Le plan stratégique établi par Luca de Meo, directeur général de Renault depuis juillet dernier, s’articule en trois phases distinctes. La première d’entre elles, « Résurrection », s'étendra jusqu’en 2023 et donnera la priorité au redressement de la rentabilité et à la génération de liquidités, grâce notamment au repositionnement du groupe vers les marchés à plus fortes marges comme l’Amérique latine, l’Inde ou la Corée.
Cette phase sera suivie par une autre, appelée « Rénovation », qui se poursuivra jusqu’en 2025 et servira à renouveler et enrichir la gamme des trois marques du groupe : Renault, Dacia-Lada et Alpine. D’ici à 2025, le constructeur prévoit de lancer 24 nouveaux modèles dont au moins dix véhicules électriques. Environ la moitié des nouveaux véhicules à commercialiser appartiendront aux segments C (voitures compactes) et D (berlines). Le rafraichissement du portefeuille de produits de Renault devrait signaler une hausse des prix de vente.
La phase « Révolution », qui démarrera en 2025, est destinée à faire basculer le modèle économique de Renault vers la technologie, l'énergie et la mobilité. Pour ce faire, le groupe au losange va créer une nouvelle entité commerciale, baptisée Mobilize, afin de développer de nouvelles sources de bénéfices provenant des services de données, de mobilité et d'énergie au profit des conducteurs.

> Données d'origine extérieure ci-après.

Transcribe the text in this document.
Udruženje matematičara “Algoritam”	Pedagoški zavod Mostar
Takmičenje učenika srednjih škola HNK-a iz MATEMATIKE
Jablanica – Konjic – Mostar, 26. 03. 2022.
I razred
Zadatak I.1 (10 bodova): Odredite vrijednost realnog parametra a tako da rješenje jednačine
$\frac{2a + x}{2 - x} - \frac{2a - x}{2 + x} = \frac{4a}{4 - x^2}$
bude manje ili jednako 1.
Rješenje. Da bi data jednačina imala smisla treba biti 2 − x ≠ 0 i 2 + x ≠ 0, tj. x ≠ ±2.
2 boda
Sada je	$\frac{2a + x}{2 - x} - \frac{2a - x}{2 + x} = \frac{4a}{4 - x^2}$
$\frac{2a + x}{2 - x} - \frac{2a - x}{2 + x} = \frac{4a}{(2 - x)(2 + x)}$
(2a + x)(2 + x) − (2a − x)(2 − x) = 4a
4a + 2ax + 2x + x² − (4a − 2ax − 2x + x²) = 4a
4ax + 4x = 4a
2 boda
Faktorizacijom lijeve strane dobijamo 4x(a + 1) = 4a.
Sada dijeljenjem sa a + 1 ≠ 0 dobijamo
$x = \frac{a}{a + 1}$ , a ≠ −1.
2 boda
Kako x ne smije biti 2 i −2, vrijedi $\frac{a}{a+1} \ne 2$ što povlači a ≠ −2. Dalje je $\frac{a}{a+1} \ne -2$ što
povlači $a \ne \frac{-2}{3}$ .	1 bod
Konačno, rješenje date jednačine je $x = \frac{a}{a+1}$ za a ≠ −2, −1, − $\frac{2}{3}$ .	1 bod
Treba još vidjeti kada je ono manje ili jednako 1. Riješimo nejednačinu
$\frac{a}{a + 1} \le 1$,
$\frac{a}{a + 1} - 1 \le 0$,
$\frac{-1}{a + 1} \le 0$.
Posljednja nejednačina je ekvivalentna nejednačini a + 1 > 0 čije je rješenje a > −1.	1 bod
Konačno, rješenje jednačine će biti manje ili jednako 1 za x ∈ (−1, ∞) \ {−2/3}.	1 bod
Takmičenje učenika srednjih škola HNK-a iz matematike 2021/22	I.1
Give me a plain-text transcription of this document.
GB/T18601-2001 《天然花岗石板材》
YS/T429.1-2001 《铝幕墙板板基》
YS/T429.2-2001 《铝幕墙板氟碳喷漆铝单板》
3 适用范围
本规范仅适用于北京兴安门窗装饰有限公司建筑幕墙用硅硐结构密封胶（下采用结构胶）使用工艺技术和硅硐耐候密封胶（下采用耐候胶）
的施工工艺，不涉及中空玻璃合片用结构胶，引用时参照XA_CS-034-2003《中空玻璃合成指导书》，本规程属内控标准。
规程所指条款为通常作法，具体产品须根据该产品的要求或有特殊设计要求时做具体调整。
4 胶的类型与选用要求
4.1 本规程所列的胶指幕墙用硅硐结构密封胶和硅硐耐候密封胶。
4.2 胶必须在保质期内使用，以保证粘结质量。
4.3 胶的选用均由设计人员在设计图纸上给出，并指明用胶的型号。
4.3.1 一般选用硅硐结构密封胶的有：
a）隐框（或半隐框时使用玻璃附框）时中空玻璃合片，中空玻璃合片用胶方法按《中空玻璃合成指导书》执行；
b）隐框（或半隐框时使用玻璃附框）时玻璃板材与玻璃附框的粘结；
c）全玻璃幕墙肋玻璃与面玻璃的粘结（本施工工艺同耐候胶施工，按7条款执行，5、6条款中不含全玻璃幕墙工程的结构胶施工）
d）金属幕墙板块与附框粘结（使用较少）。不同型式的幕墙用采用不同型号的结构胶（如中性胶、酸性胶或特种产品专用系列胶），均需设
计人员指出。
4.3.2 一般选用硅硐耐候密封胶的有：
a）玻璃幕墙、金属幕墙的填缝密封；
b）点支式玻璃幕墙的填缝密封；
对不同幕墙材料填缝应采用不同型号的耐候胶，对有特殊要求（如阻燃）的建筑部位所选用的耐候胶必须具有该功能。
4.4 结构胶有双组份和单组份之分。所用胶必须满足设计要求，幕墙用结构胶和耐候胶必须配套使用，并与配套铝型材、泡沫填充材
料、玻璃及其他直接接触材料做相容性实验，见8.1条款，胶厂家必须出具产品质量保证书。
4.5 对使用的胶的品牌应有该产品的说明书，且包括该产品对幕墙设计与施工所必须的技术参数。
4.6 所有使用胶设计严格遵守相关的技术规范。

Mobilize doit générer plus de 20% des revenus de Renault d’ici à 2030.
L’exécution du plan « Renaulution » s’accompagnera de la mise en place d’une nouvelle organisation. « Les fonctions, avec l’ingénierie au premier plan, sont responsables de la compétitivité, des coûts et du délai de mise sur le marché » et « les marques pleinement responsables, gèrent leur rentabilité », a indiqué Renault dans un communiqué.
Des économies de 3 milliards d’euros prévues d’ici à 2025
Dans les usines, le nombre de plateformes de production sera rapidement réduit de moitié, pour s'établir à trois, et la capacité industrielle de Renault diminuera à 3,1 millions de véhicules en 2025, contre 4 millions en 2019.
Le constructeur compte également conserver sa stricte discipline en matière de coûts et ambitionne d'économiser 3 milliards d’euros de frais fixes d’ici à 2025. A cet horizon, Renault ambitionne aussi de réduire de 2 points de pourcentage la part de son chiffre d’affaires consacrée aux investissements et aux dépenses de R&D, à 8%.
L’ensemble de ces efforts doivent notamment permettre à Renault d’abaisser de 30% son point mort d’ici à 2030. Avant cela, le groupe anticipe une marge opérationnelle supérieure à 3% au niveau du groupe d’ici à 2023 et d’au moins 5% d’ici à 2025.
Les dirigeants prévoient également que le flux de trésorerie opérationnelle des activités automobiles atteigne 3 milliards d’euros en données cumulées entre 2021 et 2023 et 6 milliards d’euros entre 2021 et 2025.
En baisse dans la matinée, le cours de l’action Renault est inchangé vers 13h30.